Seven years later, few people in Nigeria, if any, can speak with more authority on the subject of getting girls and women into technology than Ore Somolu. To date, over 5,000 women and girls have passed through the Women’s Technology Empowerment Centre (W-TEC) that she founded in 2008.
The gender gap is one of global technology’s hot button topics. However, while first world discussion of the issue often centers around the paucity of Marissa Mayers and Sheryl Sandbergs in blue chip tech boardrooms, developing countries have even more fundamental concerns. An Intel commissioned study on “Women and the Web” in consultation with the U.S. State Department’s Office of Global Women’s Issues, UN Women, and World Pulse examined women’s access to and use of the Internet in low and middle income countries. The resulting report showed that, on average, nearly 25% fewer women than men are online in developing countries, and that in sub-saharan Africa the gap is closer to 45 percent.
Against this backdrop, women like Ore are outliers, lucky to have been exposed early on to technology. Her father was an engineer. In 1982, Ore’s dad brought his children a Commodore 64. In 1993, he came home with a PC that had Windows 3.1 installed.
“I enjoyed having a computer at home on which to practice these new skills in different areas. So much so that even while I studied Economics at the University, I set-up a business typing and printing essays for fellow students.
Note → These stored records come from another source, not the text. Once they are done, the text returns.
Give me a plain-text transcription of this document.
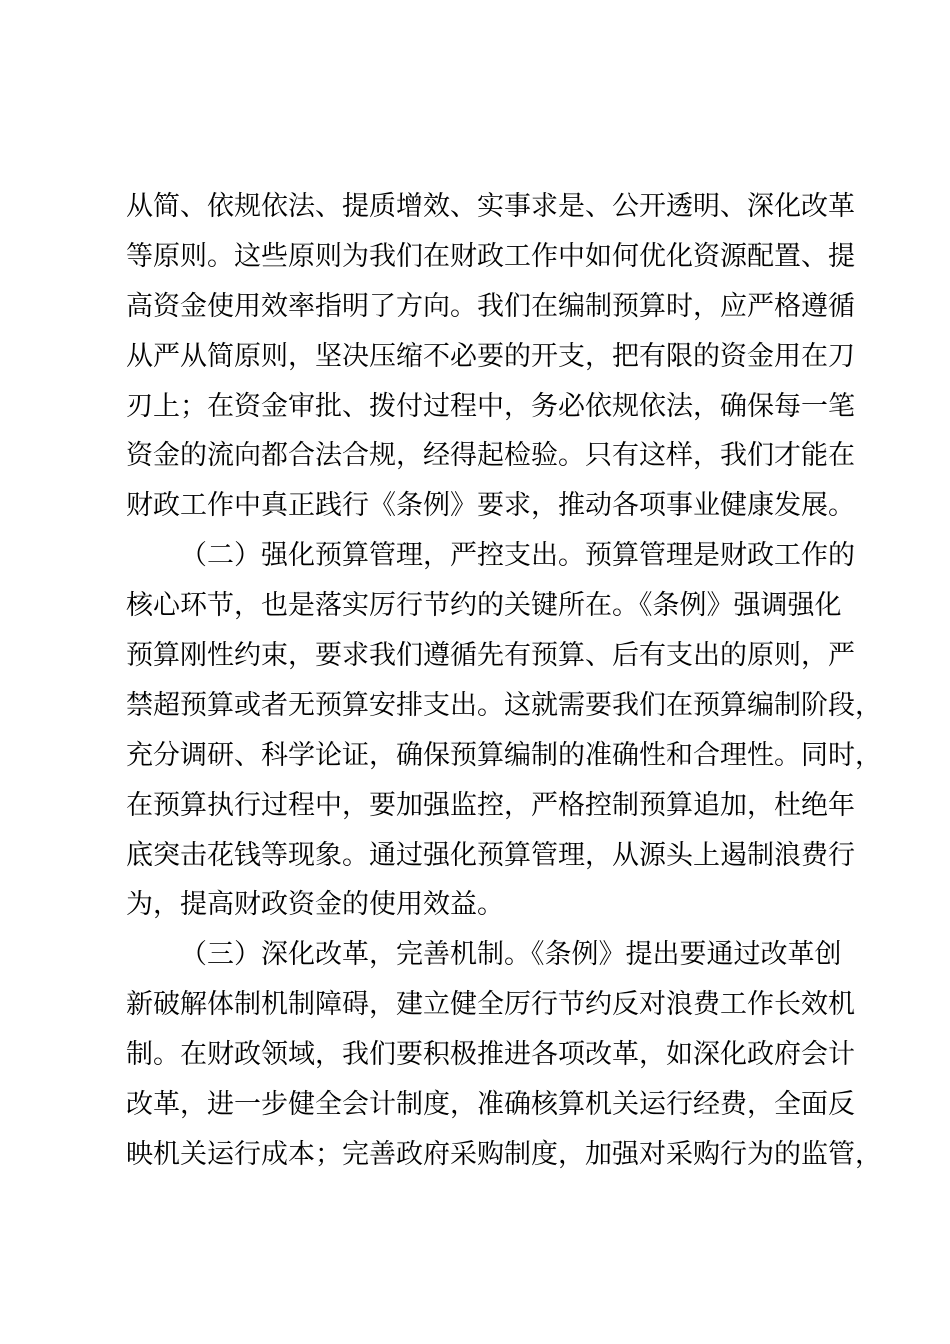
从简、依规依法、提质增效、实事求是、公开透明、深化改革
等原则。这些原则为我们在财政工作中如何优化资源配置、提
高资金使用效率指明了方向。我们在编制预算时，应严格遵循
从严从简原则，坚决压缩不必要的开支，把有限的资金用在刀
刃上；在资金审批、拨付过程中，务必依规依法，确保每一笔
资金的流向都合法合规，经得起检验。只有这样，我们才能在
财政工作中真正践行《条例》要求，推动各项事业健康发展。
（二）强化预算管理，严控支出。预算管理是财政工作的
核心环节，也是落实厉行节约的关键所在。《条例》强调强化
预算刚性约束，要求我们遵循先有预算、后有支出的原则，严
禁超预算或者无预算安排支出。这就需要我们在预算编制阶段，
充分调研、科学论证，确保预算编制的准确性和合理性。同时，
在预算执行过程中，要加强监控，严格控制预算追加，杜绝年
底突击花钱等现象。通过强化预算管理，从源头上遏制浪费行
为，提高财政资金的使用效益。
（三）深化改革，完善机制。《条例》提出要通过改革创
新破解体制机制障碍，建立健全厉行节约反对浪费工作长效机
制。在财政领域，我们要积极推进各项改革，如深化政府会计
改革，进一步健全会计制度，准确核算机关运行经费，全面反
映机关运行成本；完善政府采购制度，加强对采购行为的监管，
Making money from a seemingly simple skill was surprising, so it was probably around that time that I began to think about an ICT-related career.”
After university, Ore signed up for a 6 month diploma during which she learnt enough Basic, COBOL and Lotus 123 to build an application that solved the inventory problem’s with her parents’ bookstore.
Stereotypes are the first precipitating factor that comes up for discussion on the subject of why there are aren’t more women in tech. And rightly so. Gender role stereotypes and society’s perceptions about the kinds of life choices women should make are as old as humanity itself. Funke Opeke, CEO of Main One and one of the most visible poster women of achievement in Nigerian technology graduated from the Obafemi Awolowo University in 1981 with a degree in electrical engineering. She was the only woman in her class.
However, the people and organisations that care about bridging the digital gender divide are beginning to find that access is as much of a problem as stereotypes. Intel, for instance, hopes to reach 5 million girls and women in Africa and emerging economies over the next few years, and reduce the yawning gender gap by 50 percent, via its She Will Connect digital literacy programme.
It was in the course of obtaining a masters degree in Information Systems that Ore would become acquainted with the impact of information technology on economic growth and development. The seed that would eventually grow into W.TEC was planted via Ore’s focus on the under-representation of African women in technology for her final dissertation.
She resolved to do something about it. In the beginning, her ambitions were modest.
“I conceived of a place where women could learn basic technology skills – like how to use a computer for creating and editing documents.”
These days however, W.TEC’s curriculum has expanded from basic computer appreciation and desktop publishing to more advanced and applied uses of technology. The trainees now learn how to work with computer hardware, programming, and web development.
“It’s basically our way of introducing the girls to the different career paths they could pursue.”
With a ton of activities lined up for the rest of the year, Ore’s hands are full. Their next event, the Girls’ technology camp comes up next month. The sheer breadth of their programmes requires W.TEC to rely on partnerships with individuals and corporates to achieve its objectives. Last year, General Electric staff were personally on hand to teach the girls how to use Scratch to build basic apps.
The last question I asked Ore during our interaction was what she would do if there were no limits, financial or otherwise.
“Most of the schools we work with don’t have computer labs or teachers. We would like to provide these resources so that the benefits of digital literacy can also reach those who are not directly enrolled in our programmes. Not having to worry about resources would also free us up to be more ambitious and tackle harder problems, and stay with the girls throughout the critical paths of their budding technology careers.”